Congress presses health insurers

House panel votes to repeal antitrust protection

David Lightman McClatchy

WASHINGTON – Efforts to strip the health insurance industry of key antitrust protections got significant boosts Wednesday, when a House of Representatives committee voted to end the 64-year-old exemption and Senate Democratic leaders moved swiftly to act.

The House Judiciary Committee voted 20-9 to approve legislation to repeal the health insurers’ exemption. They would lose current protections if they engaged in price fixing or similar behavior.

“No one on this committee believes that price fixing or carving up markets is a good thing, and the wide, bipartisan support for this bill’s passage reflects this,” said committee Chairman John Conyers, D-Mich.

In the Senate, Judiciary Committee Chairman Patrick Leahy, D-Vt., said he’d offer an antitrust exemption repeal as part of the health care overhaul bill when the Senate begins debate on it, probably in the next few weeks.

Consumer groups are convinced that ending the exemption would prompt insurers to compete with one another more energetically. The current practice, said Jim Guest, the Consumers Union chairman, is “bad for consumers, bad for patients and bad for taxpayers.”

The push to end the exemption will have the backing of Senate Majority Leader Harry Reid, D-Nev., who appeared with Leahy at a Capitol news conference.

“The case for action is very simple,” Reid said. “When companies are forced to compete with one another, that’s what our free enterprise system is all about, and when you have one industry that has no referee … you never win the ballgame.”

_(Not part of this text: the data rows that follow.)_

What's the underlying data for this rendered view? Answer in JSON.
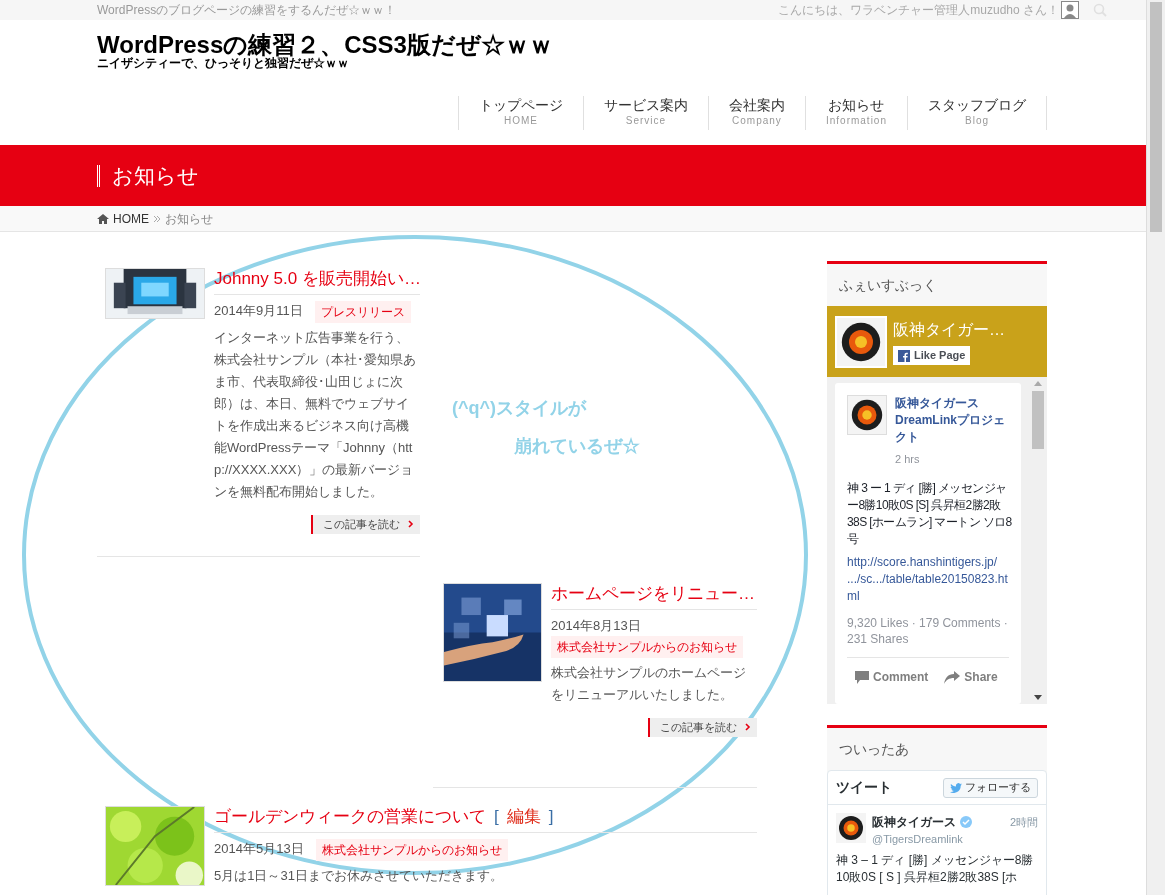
{
  "top_bar": {
    "tagline": "WordPressのブログページの練習をするんだぜ☆ｗｗ！",
    "greeting": "こんにちは、ワラベンチャー管理人muzudho さん！"
  },
  "header": {
    "title": "WordPressの練習２、CSS3版だぜ☆ｗｗ",
    "subtitle": "ニイザシティーで、ひっそりと独習だぜ☆ｗｗ"
  },
  "nav": [
    {
      "label": "トップページ",
      "sublabel": "HOME"
    },
    {
      "label": "サービス案内",
      "sublabel": "Service"
    },
    {
      "label": "会社案内",
      "sublabel": "Company"
    },
    {
      "label": "お知らせ",
      "sublabel": "Information"
    },
    {
      "label": "スタッフブログ",
      "sublabel": "Blog"
    }
  ],
  "page_banner": {
    "title": "お知らせ"
  },
  "breadcrumb": [
    {
      "label": "HOME"
    },
    {
      "label": "お知らせ"
    }
  ],
  "articles": [
    {
      "title": "Johnny 5.0 を販売開始い…",
      "date": "2014年9月11日",
      "category": "プレスリリース",
      "excerpt": "インターネット広告事業を行う、株式会社サンプル（本社･愛知県あま市、代表取締役･山田じょに次郎）は、本日、無料でウェブサイトを作成出来るビジネス向け高機能WordPressテーマ「Johnny（http://XXXX.XXX）」の最新バージョンを無料配布開始しました。",
      "read_more": "この記事を読む"
    },
    {
      "title": "ホームページをリニュー…",
      "date": "2014年8月13日",
      "category": "株式会社サンプルからのお知らせ",
      "excerpt": "株式会社サンプルのホームページをリニューアルいたしました。",
      "read_more": "この記事を読む"
    },
    {
      "title": "ゴールデンウィークの営業について",
      "edit": {
        "before": "[",
        "label": "編集",
        "after": "]"
      },
      "date": "2014年5月13日",
      "category": "株式会社サンプルからのお知らせ",
      "excerpt": "5月は1日～31日までお休みさせていただきます。"
    }
  ],
  "annotation": {
    "lines": [
      "(^q^)スタイルが",
      "崩れているぜ☆"
    ]
  },
  "facebook_widget": {
    "heading": "ふぇいすぶっく",
    "page_name": "阪神タイガー…",
    "like_button": "Like Page",
    "post": {
      "author": "阪神タイガース DreamLinkプロジェクト",
      "time": "2 hrs",
      "text": "神 3 ー 1 ディ [勝] メッセンジャー8勝10敗0S [S] 呉昇桓2勝2敗38S [ホームラン] マートン ソロ8号",
      "link": "http://score.hanshintigers.jp/ .../sc.../table/table20150823.html",
      "stats": "9,320 Likes · 179 Comments · 231 Shares",
      "actions": [
        {
          "kind": "comment",
          "label": "Comment"
        },
        {
          "kind": "share",
          "label": "Share"
        }
      ]
    }
  },
  "twitter_widget": {
    "heading": "ついったあ",
    "title": "ツイート",
    "follow_button": "フォローする",
    "tweet": {
      "name": "阪神タイガース",
      "handle": "@TigersDreamlink",
      "time": "2時間",
      "text": "神 3 – 1 ディ [勝] メッセンジャー8勝10敗0S [ S ] 呉昇桓2勝2敗38S [ホ"
    }
  }
}
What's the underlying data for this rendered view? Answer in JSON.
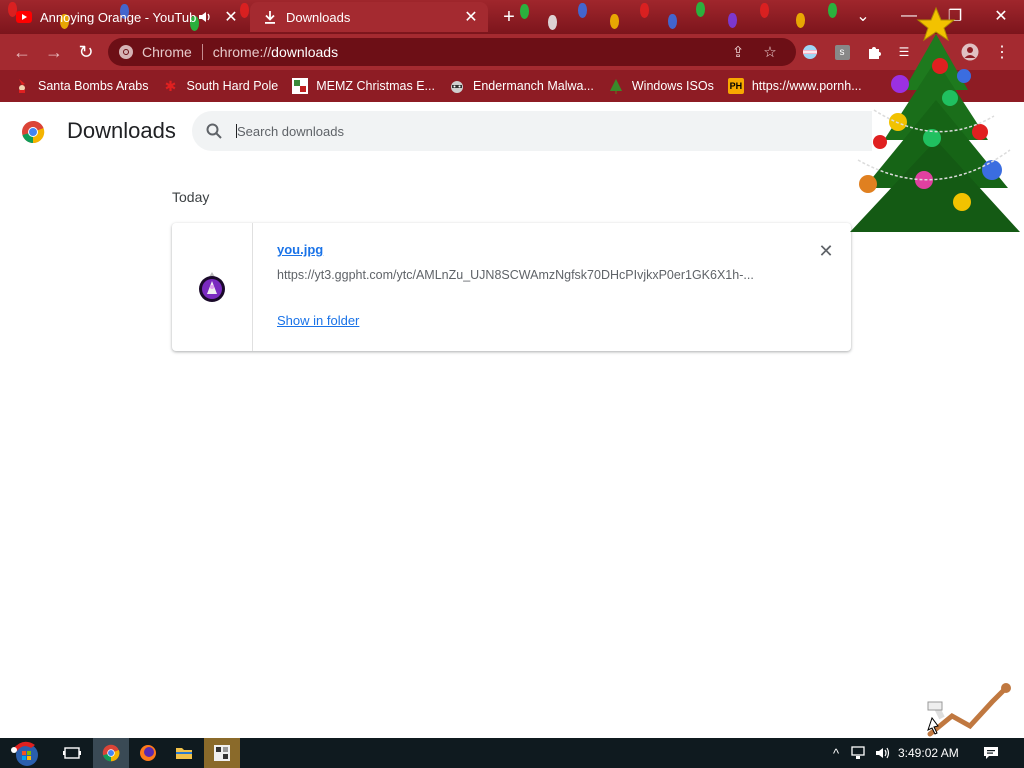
{
  "tabs": [
    {
      "title": "Annoying Orange - YouTube",
      "favicon": "youtube-icon",
      "audio": true,
      "active": false
    },
    {
      "title": "Downloads",
      "favicon": "download-icon",
      "active": true
    }
  ],
  "omnibox": {
    "chip": "Chrome",
    "scheme": "chrome://",
    "host": "downloads"
  },
  "bookmarks": [
    {
      "label": "Santa Bombs Arabs",
      "icon": "santa-icon"
    },
    {
      "label": "South Hard Pole",
      "icon": "snowflake-icon"
    },
    {
      "label": "MEMZ Christmas E...",
      "icon": "memz-icon"
    },
    {
      "label": "Endermanch Malwa...",
      "icon": "raccoon-icon"
    },
    {
      "label": "Windows ISOs",
      "icon": "tree-icon"
    },
    {
      "label": "https://www.pornh...",
      "icon": "ph-icon",
      "icon_text": "PH"
    }
  ],
  "page": {
    "title": "Downloads",
    "search_placeholder": "Search downloads",
    "section_date": "Today"
  },
  "downloads": [
    {
      "file_name": "you.jpg",
      "url": "https://yt3.ggpht.com/ytc/AMLnZu_UJN8SCWAmzNgfsk70DHcPIvjkxP0er1GK6X1h-...",
      "action": "Show in folder"
    }
  ],
  "taskbar": {
    "clock": "3:49:02 AM"
  },
  "colors": {
    "frame": "#8e1c24",
    "tab_active": "#a42a30",
    "link": "#1a73e8",
    "taskbar": "#0f1a1f"
  }
}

America’s Health Insurance Plans, the industry trade group, fought back quickly.

“Health insurance is one of the most significantly regulated areas of the economy,” Karen Ignagni, president and chief executive officer, wrote Wednesday in a letter to Leahy and Conyers.

“AHIP and our members stand on the side both of competition and of meaningful reform,” she said.

Insurance has been largely under state regulation since an 1868 Supreme Court decision ruling that insurance isn’t interstate commerce and therefore not subject to federal regulation.

The high court reversed that finding in 1945, but according to the Congressional Research Service, state regulation was so well established that Congress granted a federal antitrust exemption to those engaged in the “business of insurance,” leaving most authority with the states.

Several factors have combined to make this year’s push for change significant, including broader scrutiny of the financial services industry and efforts to revamp regulatory law.